4. Genome assembly¶

4.1. Preface¶

In this section we will use our skill on the command-line interface to create a genome assembly from sequencing data.

Note

You will encounter some To-do sections at times. Write the solutions and answers into a text-file.

4.2. Overview¶

The part of the workflow we will work on in this section can be viewed in Fig. 4.1.
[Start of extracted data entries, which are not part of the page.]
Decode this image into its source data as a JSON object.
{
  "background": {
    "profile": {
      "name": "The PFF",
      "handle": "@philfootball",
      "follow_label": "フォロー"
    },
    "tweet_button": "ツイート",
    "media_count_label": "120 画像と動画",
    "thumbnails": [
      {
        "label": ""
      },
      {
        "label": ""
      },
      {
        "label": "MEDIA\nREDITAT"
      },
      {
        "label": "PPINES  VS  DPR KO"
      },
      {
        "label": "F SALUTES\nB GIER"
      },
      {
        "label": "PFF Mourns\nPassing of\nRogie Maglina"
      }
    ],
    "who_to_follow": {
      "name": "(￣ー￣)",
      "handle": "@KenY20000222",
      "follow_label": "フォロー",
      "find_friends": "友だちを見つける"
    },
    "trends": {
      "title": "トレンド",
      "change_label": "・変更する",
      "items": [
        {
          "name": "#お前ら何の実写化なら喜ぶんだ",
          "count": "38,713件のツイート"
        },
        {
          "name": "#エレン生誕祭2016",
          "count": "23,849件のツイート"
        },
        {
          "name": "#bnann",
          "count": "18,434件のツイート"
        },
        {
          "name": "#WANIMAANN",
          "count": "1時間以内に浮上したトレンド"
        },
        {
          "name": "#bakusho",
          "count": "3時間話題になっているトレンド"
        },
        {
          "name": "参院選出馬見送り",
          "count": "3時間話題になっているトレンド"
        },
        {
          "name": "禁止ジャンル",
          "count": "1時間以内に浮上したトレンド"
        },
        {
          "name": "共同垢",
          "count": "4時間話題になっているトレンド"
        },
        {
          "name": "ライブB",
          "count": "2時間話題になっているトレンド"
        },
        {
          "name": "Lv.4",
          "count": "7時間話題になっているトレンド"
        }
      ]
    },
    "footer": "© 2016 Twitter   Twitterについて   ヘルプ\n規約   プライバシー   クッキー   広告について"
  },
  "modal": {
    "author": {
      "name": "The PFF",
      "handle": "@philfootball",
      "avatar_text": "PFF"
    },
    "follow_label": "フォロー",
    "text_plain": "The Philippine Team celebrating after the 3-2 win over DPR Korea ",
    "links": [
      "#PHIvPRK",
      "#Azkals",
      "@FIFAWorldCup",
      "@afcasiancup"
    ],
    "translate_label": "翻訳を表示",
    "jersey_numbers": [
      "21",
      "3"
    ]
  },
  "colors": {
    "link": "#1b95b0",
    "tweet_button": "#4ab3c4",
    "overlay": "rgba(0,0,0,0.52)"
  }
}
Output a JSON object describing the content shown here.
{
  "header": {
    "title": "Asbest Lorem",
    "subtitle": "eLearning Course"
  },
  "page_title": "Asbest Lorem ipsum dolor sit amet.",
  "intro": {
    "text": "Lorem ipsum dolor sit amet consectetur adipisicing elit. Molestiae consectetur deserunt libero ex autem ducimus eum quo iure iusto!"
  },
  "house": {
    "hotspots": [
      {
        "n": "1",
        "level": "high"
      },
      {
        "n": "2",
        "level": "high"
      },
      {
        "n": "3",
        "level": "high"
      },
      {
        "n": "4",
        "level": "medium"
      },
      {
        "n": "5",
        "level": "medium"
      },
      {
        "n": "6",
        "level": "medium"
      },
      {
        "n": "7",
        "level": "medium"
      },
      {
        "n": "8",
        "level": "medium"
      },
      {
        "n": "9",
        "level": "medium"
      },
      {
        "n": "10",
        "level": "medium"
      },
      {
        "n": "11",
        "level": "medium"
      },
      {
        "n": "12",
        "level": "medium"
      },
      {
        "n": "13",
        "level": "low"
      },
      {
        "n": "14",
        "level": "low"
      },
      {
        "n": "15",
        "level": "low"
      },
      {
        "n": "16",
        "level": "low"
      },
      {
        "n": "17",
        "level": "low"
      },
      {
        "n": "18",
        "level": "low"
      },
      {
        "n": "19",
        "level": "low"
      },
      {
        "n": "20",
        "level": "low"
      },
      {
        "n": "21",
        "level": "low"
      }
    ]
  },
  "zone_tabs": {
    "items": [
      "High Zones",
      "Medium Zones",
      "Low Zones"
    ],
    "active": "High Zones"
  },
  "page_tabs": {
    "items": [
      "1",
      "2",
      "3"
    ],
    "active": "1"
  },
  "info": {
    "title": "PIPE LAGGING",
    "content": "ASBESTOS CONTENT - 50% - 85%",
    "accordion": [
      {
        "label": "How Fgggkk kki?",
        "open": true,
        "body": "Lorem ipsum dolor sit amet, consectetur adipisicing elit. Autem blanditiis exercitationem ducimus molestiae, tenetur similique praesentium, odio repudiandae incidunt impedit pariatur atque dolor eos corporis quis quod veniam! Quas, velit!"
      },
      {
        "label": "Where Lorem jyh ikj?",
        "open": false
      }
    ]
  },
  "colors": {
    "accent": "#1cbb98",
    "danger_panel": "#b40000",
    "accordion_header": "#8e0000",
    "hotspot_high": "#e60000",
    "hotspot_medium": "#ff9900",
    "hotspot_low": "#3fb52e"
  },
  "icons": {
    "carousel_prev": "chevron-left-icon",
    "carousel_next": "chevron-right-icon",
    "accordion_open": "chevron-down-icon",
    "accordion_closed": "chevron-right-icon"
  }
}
Fig. 4.1 The part of the workflow we will work on in this section marked in red.¶

4.3. Learning outcomes¶

After studying this tutorial you should be able to:

Compute and interpret a whole genome assembly.
Judge the quality of a genome assembly.

4.4. Before we start¶

Lets see how our directory structure looks so far:

$ cd ~/analysis
$ ls -1F

data/
multiqc_data/
multiqc_report.html
trimmed/
trimmed-fastqc/

Attention

If you have not run the previous section Quality control, you can download the trimmed data needed for this section here: Downloads. Download the file to the ~/analysis directory and decompress. Alternatively on the CLI try:

cd ~/analysis
wget -O trimmed.tar.gz https://osf.io/m3wpr/download
tar xvzf trimmed.tar.gz

4.5. Creating a genome assembly¶

We want to create a genome assembly for our ancestor. We are going to use the quality trimmed forward and backward DNA sequences and use a program called SPAdes to build a genome assembly.

Todo

Discuss briefly why we are using the ancestral sequences to create a reference genome as opposed to the evolved line.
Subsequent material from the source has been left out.